Après que la cause a été débattue en chambre du conseil le 27/01/2026 devant Monsieur Philippe FREY, président, Monsieur Gérard PUJOS, Monsieur Lionel FABRE, juges, assistés de Monsieur Jean-Charles BURGUES, greffier.
En présence de Madame Anne GAULLIER, Vice-Procureure de la République.
Après qu’il en a été délibéré par les juges ayant assisté aux débats.
DEMANDEUR :
Monsieur le Procureur de la République,,
[Adresse 1]
Comparant, en la personne de Madame Anne GAULLIER, Vice-Procureure de la République.
DEFENDEUR :
* SARL EAUNES AMBULANCES,
,
[Adresse 2],
Comparante, en la personne de son représentant légal, Monsieur, [R], [E],, [Adresse 3],
Ladite SARL exploitant des établissements complémentaires déclarés sis, [Adresse 4],, [Adresse 5], et, [Adresse 6].
FAITS ET PROCEDURE
Vu le livre VI du code de commerce traitant des difficultés des entreprises,
Sur le fondement des articles L.631-5 et R.631-4 du code de commerce relatifs au redressement judiciaire des entreprises, suite à la requête de Madame la Procureure de la République de TOULOUSE en date du 18/12/2025, le Président du tribunal a rendu une ordonnance le 29 décembre 2025, saisissant le tribunal à l’effet de statuer sur l’ouverture d’une procédure de Redressement Judiciaire concernant le débiteur identifié ci-dessous :
SARL EAUNES AMBULANCES
,
[Adresse 2],
Ladite SARL exploitant des établissements complémentaires déclarés sis, [Adresse 4],, [Adresse 5], et, [Adresse 6].
Activité : ambulances taxis VSL transport de corps, petite remise, transport public routier de personnes à titre d’activité accessoire au moyen d’un seul véhicule. Location de véhicules sans chauffeur. L’activité de voiture de transport avec chauffeur.
Immatriculée au RCS de, [Localité 1] N° B 511 666 208 (2009B01134).
En application de l’ordonnance ci-dessus, le greffier a fait convoquer le débiteur en chambre du conseil à l’audience du 27 janvier 2026 et ce dernier a été cité à comparaître par acte de commissaire de justice en date du 07/01/2026 ;
Les pièces du dossier ont été régulièrement communiquées à Madame le Procureur de la République et celle-ci a été avisée de la date de l’audience ;
A l’audience du 27 janvier 2026, ont comparu et été entendus en leurs observations :
* Monsieur, [R], [E], représentant légal de la SARL EAUNES AMBULANCES,
* Madame Anne GAULLIER, Vice-Procureure de la République.
Le ministère public a repris oralement les termes de sa requête, indiquant que :
La SARL EAUNES AMBULANCES a fait l’objet d’un signalement de l’inspection du travail auprès du Procureur de la République en date du 30 juillet 2025.
Selon les informations transmises par certains salariés, confirmées par le gérant le 1 er juillet 2025, la société ne disposait plus de la trésorerie nécessaire pour honorer le paiement des salaires en temps et en heure.
Depuis environ une année, les salaires étaient versés en deux fois : 1 000 euros en début de mois et le solde à date variable entre le 15 et la fin du mois.

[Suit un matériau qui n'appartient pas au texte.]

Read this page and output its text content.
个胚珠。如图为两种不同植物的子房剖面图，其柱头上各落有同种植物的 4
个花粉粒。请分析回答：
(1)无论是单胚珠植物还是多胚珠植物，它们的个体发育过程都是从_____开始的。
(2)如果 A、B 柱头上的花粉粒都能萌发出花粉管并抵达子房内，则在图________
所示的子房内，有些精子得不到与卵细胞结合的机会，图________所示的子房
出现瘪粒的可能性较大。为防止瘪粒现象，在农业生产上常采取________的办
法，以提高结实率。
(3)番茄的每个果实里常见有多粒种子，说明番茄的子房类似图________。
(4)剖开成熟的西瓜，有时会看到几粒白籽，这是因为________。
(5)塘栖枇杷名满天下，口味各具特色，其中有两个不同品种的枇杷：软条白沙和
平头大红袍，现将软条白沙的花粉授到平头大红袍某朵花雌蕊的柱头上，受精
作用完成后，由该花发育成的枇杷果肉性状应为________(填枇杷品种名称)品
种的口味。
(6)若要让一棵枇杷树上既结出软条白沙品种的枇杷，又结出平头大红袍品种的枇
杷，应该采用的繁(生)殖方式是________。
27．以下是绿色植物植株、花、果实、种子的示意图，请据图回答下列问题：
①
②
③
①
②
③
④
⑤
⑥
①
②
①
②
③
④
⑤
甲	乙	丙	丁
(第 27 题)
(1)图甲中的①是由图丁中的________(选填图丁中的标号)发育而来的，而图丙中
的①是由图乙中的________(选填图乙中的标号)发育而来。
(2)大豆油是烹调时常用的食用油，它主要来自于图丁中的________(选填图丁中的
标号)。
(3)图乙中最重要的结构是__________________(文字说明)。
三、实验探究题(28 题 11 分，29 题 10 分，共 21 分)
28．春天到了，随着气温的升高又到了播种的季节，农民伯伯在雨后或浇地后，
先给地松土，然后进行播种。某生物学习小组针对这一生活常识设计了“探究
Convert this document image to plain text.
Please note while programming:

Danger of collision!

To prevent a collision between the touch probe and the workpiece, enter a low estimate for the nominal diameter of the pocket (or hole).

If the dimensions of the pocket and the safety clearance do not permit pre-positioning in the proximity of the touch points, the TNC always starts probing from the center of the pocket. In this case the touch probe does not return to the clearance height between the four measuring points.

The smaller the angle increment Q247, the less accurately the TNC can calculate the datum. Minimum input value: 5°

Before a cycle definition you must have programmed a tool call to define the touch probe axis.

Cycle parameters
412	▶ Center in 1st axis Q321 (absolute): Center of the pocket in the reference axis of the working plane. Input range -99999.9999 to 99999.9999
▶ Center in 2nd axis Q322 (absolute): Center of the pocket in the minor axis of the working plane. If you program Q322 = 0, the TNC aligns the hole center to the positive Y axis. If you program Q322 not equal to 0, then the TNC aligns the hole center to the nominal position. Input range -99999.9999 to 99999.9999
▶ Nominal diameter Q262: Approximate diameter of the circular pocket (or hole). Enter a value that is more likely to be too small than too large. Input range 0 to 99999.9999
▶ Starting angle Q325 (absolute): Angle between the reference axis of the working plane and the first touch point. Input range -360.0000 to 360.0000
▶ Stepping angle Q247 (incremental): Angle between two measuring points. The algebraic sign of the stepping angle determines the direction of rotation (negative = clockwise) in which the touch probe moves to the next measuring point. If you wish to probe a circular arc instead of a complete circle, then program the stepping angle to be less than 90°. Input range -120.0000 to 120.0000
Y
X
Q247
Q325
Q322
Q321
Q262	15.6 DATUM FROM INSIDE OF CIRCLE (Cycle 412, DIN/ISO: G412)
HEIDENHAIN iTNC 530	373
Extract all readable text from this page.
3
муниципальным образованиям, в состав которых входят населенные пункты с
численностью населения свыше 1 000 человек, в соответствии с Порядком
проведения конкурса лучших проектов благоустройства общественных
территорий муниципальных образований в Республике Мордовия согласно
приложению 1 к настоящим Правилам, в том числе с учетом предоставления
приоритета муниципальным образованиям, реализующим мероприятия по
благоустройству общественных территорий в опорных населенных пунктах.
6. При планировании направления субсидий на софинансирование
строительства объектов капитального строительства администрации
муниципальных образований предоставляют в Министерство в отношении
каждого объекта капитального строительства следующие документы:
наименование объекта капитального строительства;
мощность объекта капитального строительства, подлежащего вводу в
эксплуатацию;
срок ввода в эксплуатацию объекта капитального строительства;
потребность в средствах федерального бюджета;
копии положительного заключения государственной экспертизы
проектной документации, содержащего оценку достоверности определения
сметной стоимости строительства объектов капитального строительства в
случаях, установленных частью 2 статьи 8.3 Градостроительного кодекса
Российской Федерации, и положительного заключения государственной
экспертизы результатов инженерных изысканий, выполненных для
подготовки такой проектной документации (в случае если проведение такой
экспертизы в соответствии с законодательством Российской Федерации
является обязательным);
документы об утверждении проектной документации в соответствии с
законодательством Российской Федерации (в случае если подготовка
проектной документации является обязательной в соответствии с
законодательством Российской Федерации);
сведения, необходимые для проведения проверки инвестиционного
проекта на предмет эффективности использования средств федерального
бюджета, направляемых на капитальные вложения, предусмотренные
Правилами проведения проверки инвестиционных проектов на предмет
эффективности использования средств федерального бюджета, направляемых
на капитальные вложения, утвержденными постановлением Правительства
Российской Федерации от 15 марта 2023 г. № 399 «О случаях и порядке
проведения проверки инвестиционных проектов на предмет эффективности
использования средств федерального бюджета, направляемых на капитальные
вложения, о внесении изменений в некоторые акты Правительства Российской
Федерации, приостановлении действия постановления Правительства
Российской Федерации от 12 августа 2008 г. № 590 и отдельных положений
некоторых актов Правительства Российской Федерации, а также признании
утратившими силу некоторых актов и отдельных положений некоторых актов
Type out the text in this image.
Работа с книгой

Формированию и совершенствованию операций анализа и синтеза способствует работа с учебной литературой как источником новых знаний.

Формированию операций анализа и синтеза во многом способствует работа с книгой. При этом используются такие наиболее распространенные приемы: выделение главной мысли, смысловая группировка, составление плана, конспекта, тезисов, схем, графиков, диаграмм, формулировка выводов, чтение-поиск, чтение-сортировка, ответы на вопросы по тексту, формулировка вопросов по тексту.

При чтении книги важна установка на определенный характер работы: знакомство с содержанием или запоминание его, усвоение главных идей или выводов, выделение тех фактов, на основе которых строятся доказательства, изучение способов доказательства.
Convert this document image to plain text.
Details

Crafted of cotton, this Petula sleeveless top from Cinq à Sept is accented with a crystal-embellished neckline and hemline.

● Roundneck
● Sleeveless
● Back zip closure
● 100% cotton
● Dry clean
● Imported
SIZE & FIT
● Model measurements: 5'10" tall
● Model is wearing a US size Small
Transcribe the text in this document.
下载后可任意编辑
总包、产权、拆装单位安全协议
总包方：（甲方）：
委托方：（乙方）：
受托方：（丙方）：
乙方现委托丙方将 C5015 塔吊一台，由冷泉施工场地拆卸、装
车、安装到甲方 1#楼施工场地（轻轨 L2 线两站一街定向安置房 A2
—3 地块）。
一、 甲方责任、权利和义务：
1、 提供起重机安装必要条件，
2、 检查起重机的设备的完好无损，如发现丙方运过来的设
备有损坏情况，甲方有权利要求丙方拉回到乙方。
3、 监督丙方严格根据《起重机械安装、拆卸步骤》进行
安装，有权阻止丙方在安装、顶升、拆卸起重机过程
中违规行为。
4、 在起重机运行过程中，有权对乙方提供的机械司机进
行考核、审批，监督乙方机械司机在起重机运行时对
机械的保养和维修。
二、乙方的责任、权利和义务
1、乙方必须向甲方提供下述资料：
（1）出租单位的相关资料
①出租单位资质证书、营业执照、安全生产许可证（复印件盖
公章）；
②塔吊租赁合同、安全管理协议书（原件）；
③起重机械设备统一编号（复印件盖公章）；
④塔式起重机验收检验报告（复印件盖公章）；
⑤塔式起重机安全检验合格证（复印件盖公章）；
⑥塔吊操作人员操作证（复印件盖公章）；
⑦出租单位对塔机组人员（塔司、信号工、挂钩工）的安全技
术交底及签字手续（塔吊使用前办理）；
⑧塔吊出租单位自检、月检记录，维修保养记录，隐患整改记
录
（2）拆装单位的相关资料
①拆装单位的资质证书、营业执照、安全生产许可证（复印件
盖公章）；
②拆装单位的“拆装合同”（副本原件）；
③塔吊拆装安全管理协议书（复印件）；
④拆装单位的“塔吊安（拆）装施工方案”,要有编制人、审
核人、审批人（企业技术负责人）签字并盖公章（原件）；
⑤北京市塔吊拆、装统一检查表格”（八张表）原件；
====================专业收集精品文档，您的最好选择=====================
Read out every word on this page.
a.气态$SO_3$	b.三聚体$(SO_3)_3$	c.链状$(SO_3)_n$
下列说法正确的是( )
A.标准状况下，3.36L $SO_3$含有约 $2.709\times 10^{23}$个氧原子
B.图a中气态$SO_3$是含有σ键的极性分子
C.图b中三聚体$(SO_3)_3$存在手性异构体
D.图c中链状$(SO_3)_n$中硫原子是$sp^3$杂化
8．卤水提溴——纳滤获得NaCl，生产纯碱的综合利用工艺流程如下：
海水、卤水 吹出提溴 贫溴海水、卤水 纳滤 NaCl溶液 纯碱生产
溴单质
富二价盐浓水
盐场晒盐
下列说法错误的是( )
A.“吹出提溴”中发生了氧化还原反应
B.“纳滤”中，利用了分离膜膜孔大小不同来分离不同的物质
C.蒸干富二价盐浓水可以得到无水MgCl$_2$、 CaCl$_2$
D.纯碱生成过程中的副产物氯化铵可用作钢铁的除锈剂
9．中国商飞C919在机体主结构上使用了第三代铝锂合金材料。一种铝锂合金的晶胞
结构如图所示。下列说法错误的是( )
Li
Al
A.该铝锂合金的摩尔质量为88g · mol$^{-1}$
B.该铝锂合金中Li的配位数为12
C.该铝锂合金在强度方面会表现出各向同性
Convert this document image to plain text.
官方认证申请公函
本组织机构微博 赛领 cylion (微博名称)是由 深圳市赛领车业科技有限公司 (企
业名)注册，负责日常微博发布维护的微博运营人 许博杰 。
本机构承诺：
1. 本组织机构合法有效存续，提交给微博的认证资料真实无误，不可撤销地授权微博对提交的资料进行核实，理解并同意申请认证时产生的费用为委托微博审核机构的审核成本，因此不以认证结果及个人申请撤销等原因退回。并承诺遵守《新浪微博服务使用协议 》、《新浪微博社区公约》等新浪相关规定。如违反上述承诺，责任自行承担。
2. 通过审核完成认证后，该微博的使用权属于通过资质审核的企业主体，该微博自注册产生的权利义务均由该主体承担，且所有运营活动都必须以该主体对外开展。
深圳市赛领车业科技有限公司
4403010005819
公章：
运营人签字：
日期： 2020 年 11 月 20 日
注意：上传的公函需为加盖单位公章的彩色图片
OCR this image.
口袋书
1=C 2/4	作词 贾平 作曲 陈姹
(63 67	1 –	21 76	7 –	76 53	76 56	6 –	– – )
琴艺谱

Le gérant confirmait que la société connaissait des difficultés économiques et une absence de trésorerie ne permettant pas de payer les salaires en intégralité en début de mois. Il ajoutait n’avoir aucune solution bancaire pour pallier cette difficulté. Malgré cela, le gérant n’avait pas fait les démarches nécessaires près du tribunal de commerce.
A la suite de ce signalement, le ministère public a saisi le tribunal de commerce d’une requête en ouverture d’une mesure de redressement judiciaire, dont il s’est désisté à l’audience du 5 août 2025 en raison des éléments du débat, notamment des éléments produits par l’expert-comptable de la société présent à l’audience sur l’absence de cessation de paiement (un échéancier ayant été convenu avec l’URSSAF) ; étant précisé que le paiement en deux fois des salaires avait été présenté comme une pratique ancienne et acceptée par les salariés en lien avec le calendrier de paiement de la CPAM.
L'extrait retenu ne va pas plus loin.